Aos 37 anos, Carol Gattaz vive o ápice da carreira. Demonstra uma sintonia quase perfeita com Macris nas bolas rápidas pelo meio. E vê grande parte do bom momento fruto do trabalho do treinador:
– Eu estou na minha quinta temporada no Minas. Ele chegou e deu um tempero a mais ao nosso time. É um cara que ao mesmo tempo é super brincalhão, é sério, é muito estudioso. Ele joga com a gente, dá força, está ali em pé o tempo todo, está sempre com a gente. Espero que ele continue por muitos anos no Minas, pois ele só tem a acrescentar ao voleibol brasileiro.

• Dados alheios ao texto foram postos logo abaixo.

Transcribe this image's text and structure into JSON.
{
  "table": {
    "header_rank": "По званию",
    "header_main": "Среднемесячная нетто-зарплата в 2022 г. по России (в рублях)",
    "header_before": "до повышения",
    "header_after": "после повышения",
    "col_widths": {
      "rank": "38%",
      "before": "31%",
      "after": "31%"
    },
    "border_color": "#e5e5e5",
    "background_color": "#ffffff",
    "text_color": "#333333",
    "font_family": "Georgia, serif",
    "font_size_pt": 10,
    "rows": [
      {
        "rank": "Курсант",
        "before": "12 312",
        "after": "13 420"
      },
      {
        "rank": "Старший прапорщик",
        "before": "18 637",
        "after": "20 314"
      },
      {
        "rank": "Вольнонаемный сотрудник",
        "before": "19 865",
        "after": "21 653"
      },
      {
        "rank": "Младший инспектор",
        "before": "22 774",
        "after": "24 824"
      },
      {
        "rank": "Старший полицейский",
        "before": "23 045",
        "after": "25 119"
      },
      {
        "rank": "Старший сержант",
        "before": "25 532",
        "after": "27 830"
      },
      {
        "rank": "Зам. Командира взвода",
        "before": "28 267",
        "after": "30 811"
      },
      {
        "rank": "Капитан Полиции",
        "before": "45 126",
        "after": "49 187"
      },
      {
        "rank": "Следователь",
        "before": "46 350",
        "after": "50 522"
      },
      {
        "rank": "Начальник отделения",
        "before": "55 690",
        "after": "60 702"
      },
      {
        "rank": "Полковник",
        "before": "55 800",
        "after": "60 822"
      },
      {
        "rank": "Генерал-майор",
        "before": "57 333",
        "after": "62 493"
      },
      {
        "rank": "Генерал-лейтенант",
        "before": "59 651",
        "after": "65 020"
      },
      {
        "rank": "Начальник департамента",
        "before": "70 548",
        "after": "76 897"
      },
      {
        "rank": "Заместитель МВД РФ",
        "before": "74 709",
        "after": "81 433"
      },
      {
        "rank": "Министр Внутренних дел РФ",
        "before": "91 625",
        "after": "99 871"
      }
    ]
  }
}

A conquista de BH fez Lavarini ter a oportunidade de alçar voos mais altos e sonhar com o mundo. Em janeiro, ele foi confirmado como treinador da seleção feminina da Coreia do Sul. Em agosto, buscará garantir uma vaga olímpica para as asiáticas nos Jogos de Tóquio-2020.

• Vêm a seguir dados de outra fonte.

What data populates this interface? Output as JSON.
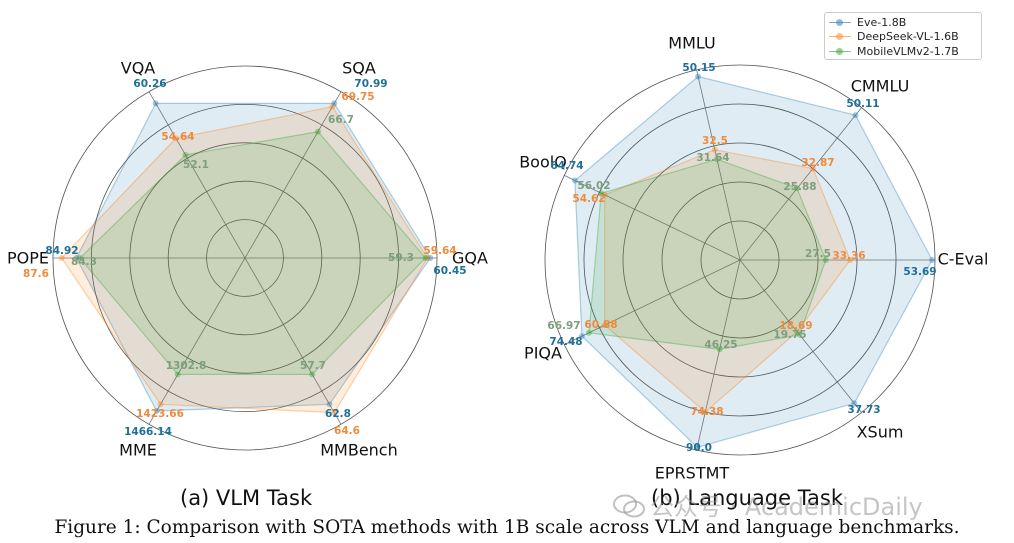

– Não sei se a maioria das pessoas entende ficar longe de tudo, da família, da casa, mudar a própria vida. Eu escolhi aproveitar essa oportunidade. O pensamento é como qualquer desafio: ou você pega e encara como qualquer desafio ou volta pra casa. Poderia ser o técnico de um time ali perto da minha casa, ficar perto, aproveitar a família. Poderia aproveitar a minha mãe, eu já estou sem pai, só com um irmão, que precisaria da ajuda de um irmão mais velho. Então estou largando tudo isso, não posso parar na frente de nenhuma oportunidade. Podem acontecer derrotas, fracassos, mas tudo isso me move para chegar mais longe possível.
O acerto com a Coreia não significa automaticamente o fim da passagem de Lavarini pelo Minas. O começo do trabalho acontecerá ao término da Superliga. Na volta, a ideia do clube é fazer com que ele se divida entre clube e seleção, algo até comum no cenário do vôlei atual.
– O nosso objetivo nunca foi curto prazo, a ideia é manter o trabalho, algo que seria espetacular. Quase todos os grandes treinadores estão ou estiveram no clube e numa seleção. Bernardinho, Zé Roberto, Marcelo Mendez, agora o Horácio (Dileo)… Essa não é uma preocupação do clube, pelo contrário, a gente fica feliz, porque era um objetivo pessoal do Stefano. Ficamos felizes por ele. Ele vai estar participando de um dos maiores eventos esportivos do mundo, a Olimpíada, com as principais atletas, treinadores, assistentes, jogadores. Esse é o objetivo profissional de todos – comentou Keyla.